Селдом удрученно поглядел в мою сторону: дескать, увы, нам здесь нечего больше делать. Я прекрасно представлял ход его мысли: когда появляется Бог, всякое рассуждение заканчивается. Селдом полагал, как почти все специалисты по логике, известные мне, что Бог – слишком мощная гипотеза, рядом с которой кажется тривиальной любая система мышления или даже любая попытка продолжать мыслить. Однажды при мне он затеял шутливую дискуссию по поводу фразы: «Если Бога нет, все позволено». Селдом тогда возразил: «Но если Бог есть, тоже позволено все». Он глядел на Кристин, пока она говорила, но, думаю, уже не слушал ее. Его внимание рассеялось, и я видел по выражению его лица, как борются в нем разочарование, ужас и жалость.

В дверь постучали, и мы разглядели через стекло поднятую в приветствии руку. Кристин тоже подняла руку, насколько могла, и сделала знак, чтобы посетительница пришла позднее.

– Это сестра Росаура, о которой я вам говорила. Она ходит по палатам, спрашивает, не хочет ли кто-нибудь помолиться вместе с ней.
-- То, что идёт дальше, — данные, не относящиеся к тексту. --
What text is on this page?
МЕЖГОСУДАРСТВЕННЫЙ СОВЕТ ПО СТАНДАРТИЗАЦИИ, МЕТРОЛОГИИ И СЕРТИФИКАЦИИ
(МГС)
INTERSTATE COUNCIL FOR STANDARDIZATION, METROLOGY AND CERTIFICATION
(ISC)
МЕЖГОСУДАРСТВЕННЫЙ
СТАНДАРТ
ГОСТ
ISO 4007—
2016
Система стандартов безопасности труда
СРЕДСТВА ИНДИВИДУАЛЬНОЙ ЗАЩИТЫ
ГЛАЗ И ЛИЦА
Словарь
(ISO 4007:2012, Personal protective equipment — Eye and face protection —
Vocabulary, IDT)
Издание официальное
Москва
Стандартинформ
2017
– Наверное, нам пора уходить, – произнес Селдом. – Я обещал твоей маме надолго не задерживаться. – Он начал подниматься со стула, серьезный и немного раздосадованный. – Что я должен сказать на ближайшем заседании Братства? Ведь мы договорились, что ты вернешь документ.

– Я так и сделаю, Артур, обещаю. Одного прошу: дай мне время выйти отсюда, выверить все связи в библиографии. Я чувствую, что натолкнулась на вершину айсберга и сумею вытащить то, что находится под водой, если только мне предоставят достаточно времени.

Селдом, казалось, принял решение.

– Я могу подождать только до тех пор, пока ты выйдешь из больницы. Дольше не получится прикрывать тебя перед Братством и лгать инспектору Питерсену, если он об этом спросит.

– Но с какой стати ему об этом спрашивать? – удивилась Кристин. – О документе знаем только мы трое, а я ничего ему не скажу. Разве не так?

Дверь отворилась, и медсестра, просунув голову, оглядела нас с явным неодобрением.

– Инспектор полиции хочет поговорить с вами, – обратилась она к Кристин. – Вы готовы принять его?

– Теперь, думаю, да, – заявила Кристин и сделала еще одну попытку отважно улыбнуться нам.

Глава 10

– Спустимся по лестнице, – предложил Селдом, – я пока не готов встречаться с Питерсеном.

Мы прошли в конец коридора, но, толкнув створки двери, которая вела на лестничную площадку, увидели громоздкую фигуру инспектора: он, пыхтя, поднимался по ступенькам.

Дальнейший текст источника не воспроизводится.